If the wheels are on tight, the thumping could be caused by warped rotors, or something wrong with one of the wheels. You can test the wheel idea by swapping them around and seeing if the problem follows one of them. Warped rotors can be easily diagnosed by most any experienced mechanic. Hard to tell just by looking at the rotors though. They’d use a special tool gadget they have to check the rotor run-out.

You may have a tire with a broken belt or tread separation causing the problem. Jack up the suspect wheel and spin it by hand…Look for any distortion in the tire tread as it spins…

A tire with an internal probelm that cannot be verified via Caddyman’s test can also be found with “road force balancing” machine.

Yeah, I think the thumping is a bulge in the tire. Sometimes you can feel it by running your hand over it and sometimes not. The eventual outcome is a blowout. I think the engine light is a separate issue. I think you need to take it to a shop and have the tire and front end checked, and the code read for the engine light.

This almost sounds like play or wear in the drivetrain. I am not sure if this is FWD or RWD but I would inspect all CV and U-joints in the driveshaft or axle shafts. Also make sure all mounts are good and that they are tight as someone else suggested. I had the same issue and realized my transmission wasn’t even bolted to the frame! I would guess CV or U-joints personally and those shouldn’t be that expensive, especially if you change them yourself. If there are any rubber boots around any CV joints or axle shafts, inspect those for breaks. If one is bad, you have probably found your problem.

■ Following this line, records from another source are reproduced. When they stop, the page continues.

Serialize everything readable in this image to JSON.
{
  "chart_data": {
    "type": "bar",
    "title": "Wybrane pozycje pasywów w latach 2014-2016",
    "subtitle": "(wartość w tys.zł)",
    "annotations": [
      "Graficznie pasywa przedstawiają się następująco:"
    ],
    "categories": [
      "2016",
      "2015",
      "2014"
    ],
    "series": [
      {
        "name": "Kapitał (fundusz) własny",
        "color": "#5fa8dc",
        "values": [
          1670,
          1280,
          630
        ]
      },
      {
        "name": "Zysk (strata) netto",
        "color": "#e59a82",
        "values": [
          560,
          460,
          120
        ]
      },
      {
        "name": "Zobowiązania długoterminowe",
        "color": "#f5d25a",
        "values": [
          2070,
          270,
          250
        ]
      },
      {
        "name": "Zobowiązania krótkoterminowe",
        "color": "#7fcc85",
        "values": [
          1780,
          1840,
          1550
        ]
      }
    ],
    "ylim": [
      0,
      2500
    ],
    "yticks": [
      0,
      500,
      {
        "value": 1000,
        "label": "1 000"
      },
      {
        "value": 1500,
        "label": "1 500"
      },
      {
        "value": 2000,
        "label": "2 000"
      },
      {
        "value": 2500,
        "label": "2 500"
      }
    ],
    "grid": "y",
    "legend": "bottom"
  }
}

Thanks. I would assume that since it has been to two tire shops with their full inspections, that this is not a tire issue. It also would not be a rotor issue, as the last place I went to right after the pad replacement said they were fine.

It is a FWD.

I am unable to change the U joints myself, and I doubt my husband would even try.

I had an Acura MDX that had to have the transmission mounts replaced, but it NEVER drove this terrible, nor our of the blue. I hope to get to my mechanic tomorrow and am REALLY hoping it is an expensive fix. I do trust this shop - it has the best reputation in town and the most recommended.

Thank you for your feed back. I appreciate it.

the thumping is almost constant, and more prominent when I am slowing down, and when I am turning to the right (less noticeable when I turn left). My steering wheel also starting to shake heavily.

I hope this turns out to be something relatively minor and not dangerous. But until that’s determined, I strongly urge you to consider the symptoms as a dangerous situation and not drive this vehicle, especially at high speed. Better to be safe than sorry. FWIW, good mechanics can miss problems that others will recognize, so just because nobody is finding the cause of these symptoms doesn’t mean your problem is minor. A steering wheel should not “shake heavily” under any circumstances.

You may have to resort to swapping your wheels front to back to see if the pattern changes. If it doesn’t, then that rules out tires as the problem. If it does, then the repair is simple - get new tires. I’d start there.